L’enquête annuelle Exposure Survey of Trends in Occupational Practice (EXPO-S.T.O.P.), menée par l’AOHP, donne un aperçu national des blessures par objets tranchants et des expositions cutanéo-muqueuses. Cette étude présente les enquêtes de 2016 et 2017. Les résultats montrent que les taux de blessures par tranchants ont augmenté pendant trois ans et qu’ils correspondent maintenant aux niveaux de 2001-2005. Il y a un besoin urgent de stratégies agressives de réduction de ces blessures, y compris le soutien du leadership, la formation et l’éducation sur les dispositifs de sécurité et l’adoption de dispositifs plus sécuritaires et moins dépendants des usagers.

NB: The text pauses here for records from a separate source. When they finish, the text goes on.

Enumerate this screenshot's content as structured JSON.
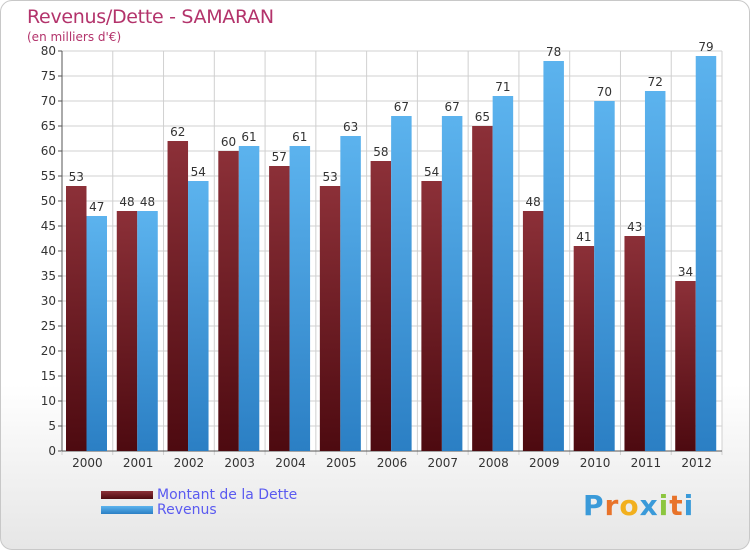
{
  "header": {
    "title": "Revenus/Dette - SAMARAN",
    "subtitle": "(en milliers d'€)"
  },
  "chart_data": {
    "type": "bar",
    "title": "Revenus/Dette - SAMARAN",
    "subtitle": "(en milliers d'€)",
    "xlabel": "",
    "ylabel": "",
    "ylim": [
      0,
      80
    ],
    "yticks": [
      0,
      5,
      10,
      15,
      20,
      25,
      30,
      35,
      40,
      45,
      50,
      55,
      60,
      65,
      70,
      75,
      80
    ],
    "grid": true,
    "legend_position": "bottom-left",
    "categories": [
      "2000",
      "2001",
      "2002",
      "2003",
      "2004",
      "2005",
      "2006",
      "2007",
      "2008",
      "2009",
      "2010",
      "2011",
      "2012"
    ],
    "series": [
      {
        "name": "Montant de la Dette",
        "color": "#7a1f2a",
        "values": [
          53,
          48,
          62,
          60,
          57,
          53,
          58,
          54,
          65,
          48,
          41,
          43,
          34
        ]
      },
      {
        "name": "Revenus",
        "color": "#4da6e8",
        "values": [
          47,
          48,
          54,
          61,
          61,
          63,
          67,
          67,
          71,
          78,
          70,
          72,
          79
        ]
      }
    ]
  },
  "legend": {
    "items": [
      {
        "label": "Montant de la Dette",
        "color": "#7a1f2a"
      },
      {
        "label": "Revenus",
        "color": "#4da6e8"
      }
    ]
  },
  "brand": {
    "logo_letters": [
      "P",
      "r",
      "o",
      "x",
      "i",
      "t",
      "i"
    ],
    "logo_colors": [
      "#3a9ad9",
      "#e8732a",
      "#f2b01e",
      "#3a9ad9",
      "#8cc63f",
      "#e8732a",
      "#3a9ad9"
    ]
  }
}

The annual Exposure Survey of Trends in Occupational Practice (EXPO-S.T.O.P.), conducted by the Association of Occupational Health Professionals in Healthcare, provides a U.S. national overview of sharps injuries (SIs) and mucocutaneous exposures (MCEs). This study presents the 2016 and 2017 surveys.
An 18-item survey was distributed to Association of Occupational Health Professionals in Healthcare members and colleagues and requested total SIs and MCEs; SI in nurses, doctors, and surgery; staffed beds; teaching status; full-time equivalent staff (FTE), nurse FTE, and average daily census (ADC).
In 2016, 170 hospitals reported 10,271 exposures (72.9% SIs); in 2017, 224 hospitals reported 12,672 exposures (74.4% SIs). In 2016, SI rates were 27.0 per 100 ADC, 2.3 per 100 FTE, and 2.8 per 100 nurse FTE. Of the total SIs, 36.4% were nurses, 35.6% were doctors, and 39.0% occurred during surgery. In 2017, the respective SI rates were 27.7 per 100 ADC, 2.5 per 100 FTE, and 2.7 per 100 nurse FTE. Of the total SIs, 37.6% were nurses, 32.7% were doctors, and 39.9% occurred during surgery. In 2016, MCE rates were 11.2 per 100 ADC and 0.82 per 100 FTE, and in 2017, MCE rates were 9.6 per 100 ADC and 0.87 per 100 FTE. Teaching hospitals had higher rates than nonteaching hospitals.
EXPO-S.T.O.P. SI rates have risen year-on-year for 3 years and now match 2001-2005 levels.
There is an urgent need for aggressive SI-reduction strategies, including leadership support, safety-engineered devices (SED) training/education, and adoption of safer, less user-dependent SED. Further research on SI mechanisms, SED effectiveness, and reduction strategies is required.